When you have a light curve, sometimes your eye can see repeated patterns in it. Sometimes your eye can be fooled, though -- things that seem periodic might not be, and it may seem like you have a noisy light curve, but it may turn out that you are sampling many repeated cycles of a periodic variation.

In order to look for periodic signals, there are several mathematical tools. A periodogram is one of them. There are lots of good textbooks on this subject; this wiki page is meant as just a quick introduction.

A periodogram calculates the significance of different frequencies in time-series data to identify any intrinsic periodic signals.

A periodogram is similar to the Fourier Transform, but is optimized for unevenly time-sampled data, and for different shapes in periodic signals. Unevenly sampled data is particularly common in astronomy, where your target might rise and set over several nights, or you have to stop observing with your spacecraft to download the data.

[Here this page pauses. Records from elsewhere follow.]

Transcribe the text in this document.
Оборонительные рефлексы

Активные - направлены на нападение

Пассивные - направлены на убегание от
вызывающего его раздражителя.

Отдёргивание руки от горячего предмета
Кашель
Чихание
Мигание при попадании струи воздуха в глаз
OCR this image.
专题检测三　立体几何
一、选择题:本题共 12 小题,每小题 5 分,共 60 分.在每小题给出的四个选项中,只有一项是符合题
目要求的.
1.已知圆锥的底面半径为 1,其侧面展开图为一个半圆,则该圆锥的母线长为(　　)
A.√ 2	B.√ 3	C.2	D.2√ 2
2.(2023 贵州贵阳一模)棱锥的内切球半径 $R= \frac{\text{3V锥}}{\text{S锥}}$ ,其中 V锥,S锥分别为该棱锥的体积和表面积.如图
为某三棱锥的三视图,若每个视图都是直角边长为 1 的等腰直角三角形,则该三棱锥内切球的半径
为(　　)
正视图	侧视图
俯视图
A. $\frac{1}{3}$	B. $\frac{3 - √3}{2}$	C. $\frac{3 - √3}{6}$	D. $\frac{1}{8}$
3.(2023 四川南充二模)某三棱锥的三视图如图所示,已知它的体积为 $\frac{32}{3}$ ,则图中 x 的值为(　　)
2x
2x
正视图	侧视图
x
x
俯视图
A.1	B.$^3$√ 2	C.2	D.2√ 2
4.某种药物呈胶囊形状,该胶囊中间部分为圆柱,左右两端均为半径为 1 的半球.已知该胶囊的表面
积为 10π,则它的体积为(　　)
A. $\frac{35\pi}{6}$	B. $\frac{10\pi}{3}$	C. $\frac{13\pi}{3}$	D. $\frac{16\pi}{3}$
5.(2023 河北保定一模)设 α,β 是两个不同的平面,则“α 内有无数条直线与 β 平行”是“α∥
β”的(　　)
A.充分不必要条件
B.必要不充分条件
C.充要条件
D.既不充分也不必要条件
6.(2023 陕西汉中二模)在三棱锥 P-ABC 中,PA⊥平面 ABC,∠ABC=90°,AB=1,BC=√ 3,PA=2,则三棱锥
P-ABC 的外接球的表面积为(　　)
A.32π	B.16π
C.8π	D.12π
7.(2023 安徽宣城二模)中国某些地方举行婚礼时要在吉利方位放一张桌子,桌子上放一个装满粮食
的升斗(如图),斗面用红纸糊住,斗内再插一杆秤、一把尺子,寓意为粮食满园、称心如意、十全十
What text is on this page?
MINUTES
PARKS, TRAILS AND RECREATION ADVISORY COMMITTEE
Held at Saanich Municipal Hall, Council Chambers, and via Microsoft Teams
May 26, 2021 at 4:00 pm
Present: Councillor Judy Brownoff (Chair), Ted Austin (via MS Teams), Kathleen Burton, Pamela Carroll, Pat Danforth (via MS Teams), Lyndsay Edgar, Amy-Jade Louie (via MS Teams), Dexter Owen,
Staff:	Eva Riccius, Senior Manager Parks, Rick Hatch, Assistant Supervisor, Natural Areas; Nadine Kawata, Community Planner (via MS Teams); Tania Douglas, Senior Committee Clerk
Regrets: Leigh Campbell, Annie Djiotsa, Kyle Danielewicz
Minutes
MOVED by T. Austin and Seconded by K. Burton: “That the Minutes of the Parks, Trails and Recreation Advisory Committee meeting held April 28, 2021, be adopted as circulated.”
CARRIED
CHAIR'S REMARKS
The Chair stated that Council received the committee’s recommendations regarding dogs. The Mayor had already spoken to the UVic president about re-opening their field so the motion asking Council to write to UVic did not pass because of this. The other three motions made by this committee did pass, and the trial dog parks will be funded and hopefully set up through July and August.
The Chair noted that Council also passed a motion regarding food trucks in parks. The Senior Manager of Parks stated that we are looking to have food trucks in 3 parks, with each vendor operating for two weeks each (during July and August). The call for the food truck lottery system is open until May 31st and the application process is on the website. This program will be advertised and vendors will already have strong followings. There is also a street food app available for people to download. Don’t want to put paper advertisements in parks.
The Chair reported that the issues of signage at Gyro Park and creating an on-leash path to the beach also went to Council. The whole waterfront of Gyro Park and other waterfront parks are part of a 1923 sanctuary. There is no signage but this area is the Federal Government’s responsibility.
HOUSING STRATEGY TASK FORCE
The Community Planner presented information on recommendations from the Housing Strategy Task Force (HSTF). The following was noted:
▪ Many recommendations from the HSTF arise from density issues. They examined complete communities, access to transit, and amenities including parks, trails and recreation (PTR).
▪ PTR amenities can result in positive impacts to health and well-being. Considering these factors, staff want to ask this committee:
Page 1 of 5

A periodogram is brute-force. Many different frequencies and candidate periodic signals are evaluated.

The statistical significance of each frequency is computed based upon a series of algebraic operations that depend on the particular algorithm used and periodic signal shape assumed.

Example: light curve for CoRoT-1:

# Why look for periods?

A variety of astrophysical phenomena can produce periodic time-series data, including:

- Stellar variability
- Eclipsing binaries
- Transiting planets
- Radial velocity planets

Time-series data of astrophysical objects are inherently noisy measurements -- photon noise, atmospheric conditions and other factors can introduce random variation into the magnitude of the observations.

Example: phased light curve for CoRoT source showing possible variation:

and Plavchan periodogram for it:

# NStED's tool

NStED has designed an easy to use web interface for the community to use. You can upload your own data in IPAC ASCII format or as binary FITS tables.

NStED’s current holdings of space and ground-based light curves and radial velocities can be directly fed into our periodogram service from the time-series viewer.

The service intelligently selects the time and data value columns from the files for computing a periodogram with optimized default parameters.